In the study there were not significant relations of family feeding patterns and food availability with children’s healthy “eating” score, which were presented in other studies [15; 21], Cochrane review showed parents’ child-feeding practice may lead to small increases in fruit and vegetable consumption in children . The inconsistency of results might be due to the differences of FFE assessment and dietary investigation methods, which need to be explored furtherly. Also the study did not show any significant relations of family feeding patterns and meal practices with children’s FNL, and future research should adopt more rigorous methods to advance the field.

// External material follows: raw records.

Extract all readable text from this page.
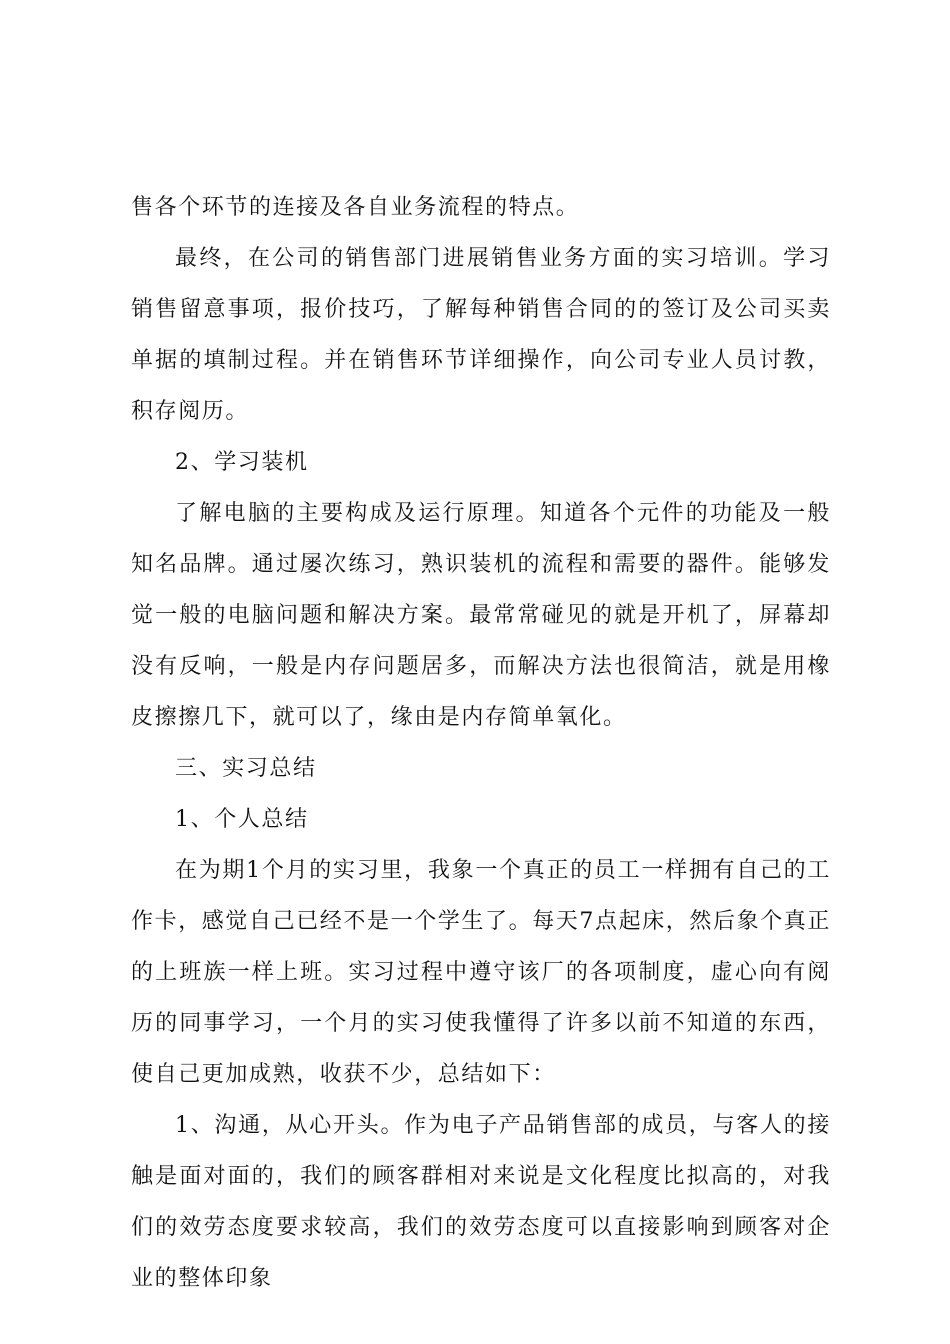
售各个环节的连接及各自业务流程的特点。

最终，在公司的销售部门进展销售业务方面的实习培训。学习销售留意事项，报价技巧，了解每种销售合同的的签订及公司买卖单据的填制过程。并在销售环节详细操作，向公司专业人员讨教，积存阅历。

2、学习装机

了解电脑的主要构成及运行原理。知道各个元件的功能及一般知名品牌。通过屡次练习，熟识装机的流程和需要的器件。能够发觉一般的电脑问题和解决方案。最常常碰见的就是开机了，屏幕却没有反响，一般是内存问题居多，而解决方法也很简洁，就是用橡皮擦擦几下，就可以了，缘由是内存简单氧化。

三、实习总结

1、个人总结

在为期1个月的实习里，我象一个真正的员工一样拥有自己的工作卡，感觉自己已经不是一个学生了。每天7点起床，然后象个真正的上班族一样上班。实习过程中遵守该厂的各项制度，虚心向有阅历的同事学习，一个月的实习使我懂得了许多以前不知道的东西，使自己更加成熟，收获不少，总结如下：

1、沟通，从心开头。作为电子产品销售部的成员，与客人的接触是面对面的，我们的顾客群相对来说是文化程度比拟高的，对我们的效劳态度要求较高，我们的效劳态度可以直接影响到顾客对企业的整体印象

Overall, previous studies focused on the impact of food environment on eating behavior and food choice, this study furtherly explored relations of FFE factors with individual knowledge and skill (FNL) to make appropriate nutrition decisions, the results might help to understand the interplay of contextual factors and personal behaviors among children. The study conclusively showed FFE, especially caregivers and their educational level and nutrition literacy, were significantly related with children’s FNL and overweight risk. The findings highlight the importance of targeting nutritional knowledge and skill of family caregivers to facilitate the knowledge and ability of children to plan, select, prepare and eat foods, to maintain a healthy diet and good health.
Considering the limitation of sampling, sample size and confounders control, the food environment and nutrition literacy assessment questionnaires were not widely used, the conclusion of the study should be verified furtherly in another population.